You will **extend your Week 4 project** by adding metadata storage and keyword search, then implementing a hybrid retrieval pipeline. Key tasks include:

* **Index Structure:** Build or extend your SQLite + FAISS index to store *document metadata*, text *chunks*, and their *embeddings*. For example, use a SQLite table `documents(doc_id, title, author, year, keywords, ...)` and an FTS5 table (e.g. `doc_chunks`) that indexes the chunk text. The FAISS index should store the corresponding embeddings (one embedding per chunk) keyed by `doc_id`.

* **Keyword Search (FTS5/BM25):** Implement sparse keyword search over the text chunks. The simplest way is to use **SQLite FTS5**: create a virtual FTS table on the chunk text, so that queries like `WHERE doc_chunks MATCH 'term'` return relevant rows. Alternatively, you can use a BM25 library (e.g. Python’s `rank_bm25`) to rank chunks by BM25 similarity. Either way, you should be able to retrieve the top-k chunks by exact keyword relevance.
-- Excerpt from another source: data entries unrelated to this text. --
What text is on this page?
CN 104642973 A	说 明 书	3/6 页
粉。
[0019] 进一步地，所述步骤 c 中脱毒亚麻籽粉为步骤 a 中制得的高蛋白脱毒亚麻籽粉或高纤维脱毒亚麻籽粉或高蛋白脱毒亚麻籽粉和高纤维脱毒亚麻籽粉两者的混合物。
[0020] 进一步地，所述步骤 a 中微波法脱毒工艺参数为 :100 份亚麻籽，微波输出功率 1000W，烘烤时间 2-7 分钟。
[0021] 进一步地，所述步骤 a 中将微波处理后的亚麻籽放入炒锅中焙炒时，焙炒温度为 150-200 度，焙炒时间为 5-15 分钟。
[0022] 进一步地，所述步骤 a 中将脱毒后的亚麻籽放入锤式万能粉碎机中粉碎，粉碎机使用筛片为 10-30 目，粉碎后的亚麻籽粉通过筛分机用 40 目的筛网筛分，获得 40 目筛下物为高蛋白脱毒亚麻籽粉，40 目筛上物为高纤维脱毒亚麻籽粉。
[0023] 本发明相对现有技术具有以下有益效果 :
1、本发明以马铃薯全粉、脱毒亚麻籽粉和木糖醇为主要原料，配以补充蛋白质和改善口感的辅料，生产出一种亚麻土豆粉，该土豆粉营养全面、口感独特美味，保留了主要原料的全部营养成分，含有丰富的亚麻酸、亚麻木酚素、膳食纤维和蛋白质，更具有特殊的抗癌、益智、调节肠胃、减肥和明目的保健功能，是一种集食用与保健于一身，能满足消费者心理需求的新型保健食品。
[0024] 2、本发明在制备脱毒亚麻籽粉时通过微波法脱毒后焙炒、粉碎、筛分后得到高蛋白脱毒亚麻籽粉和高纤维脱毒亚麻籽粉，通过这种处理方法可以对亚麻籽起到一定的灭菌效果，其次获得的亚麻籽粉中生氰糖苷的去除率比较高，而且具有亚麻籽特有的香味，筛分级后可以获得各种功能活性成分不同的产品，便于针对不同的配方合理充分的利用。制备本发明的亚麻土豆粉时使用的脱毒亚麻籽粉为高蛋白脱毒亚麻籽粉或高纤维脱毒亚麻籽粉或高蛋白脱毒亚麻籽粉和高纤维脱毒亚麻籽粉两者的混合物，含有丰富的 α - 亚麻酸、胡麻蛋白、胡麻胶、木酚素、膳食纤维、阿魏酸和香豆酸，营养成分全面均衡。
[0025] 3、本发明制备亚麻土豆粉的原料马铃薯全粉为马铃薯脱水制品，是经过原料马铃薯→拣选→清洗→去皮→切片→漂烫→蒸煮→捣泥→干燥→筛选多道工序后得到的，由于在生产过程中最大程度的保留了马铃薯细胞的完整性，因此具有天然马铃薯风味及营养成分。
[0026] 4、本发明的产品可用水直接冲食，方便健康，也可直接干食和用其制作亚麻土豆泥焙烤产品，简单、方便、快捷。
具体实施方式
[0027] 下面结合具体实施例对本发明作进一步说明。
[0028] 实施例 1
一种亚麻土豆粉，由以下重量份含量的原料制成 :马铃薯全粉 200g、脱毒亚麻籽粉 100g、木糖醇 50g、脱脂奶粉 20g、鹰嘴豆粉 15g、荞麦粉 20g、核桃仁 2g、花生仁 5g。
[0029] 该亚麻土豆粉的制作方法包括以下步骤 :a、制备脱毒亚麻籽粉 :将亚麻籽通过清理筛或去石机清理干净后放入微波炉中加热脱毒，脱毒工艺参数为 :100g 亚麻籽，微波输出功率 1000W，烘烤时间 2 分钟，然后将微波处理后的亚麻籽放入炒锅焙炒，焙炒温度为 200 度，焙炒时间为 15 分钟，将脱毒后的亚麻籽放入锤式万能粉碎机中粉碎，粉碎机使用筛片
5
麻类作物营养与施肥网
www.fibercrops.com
* **Hybrid Retrieval:** For a given user query, perform **two separate searches**: one in FAISS (semantic search) and one in the keyword index (FTS5 or BM25). Each returns its own top-k results with scores. You will then *merge* these results. For example, you could normalize the FAISS distances and FTS/BM25 scores, then compute a **weighted sum** or use **reciprocal rank fusion (RRF)** to re-rank the combined set.  The final output should be a single ranked list of document chunks or pages.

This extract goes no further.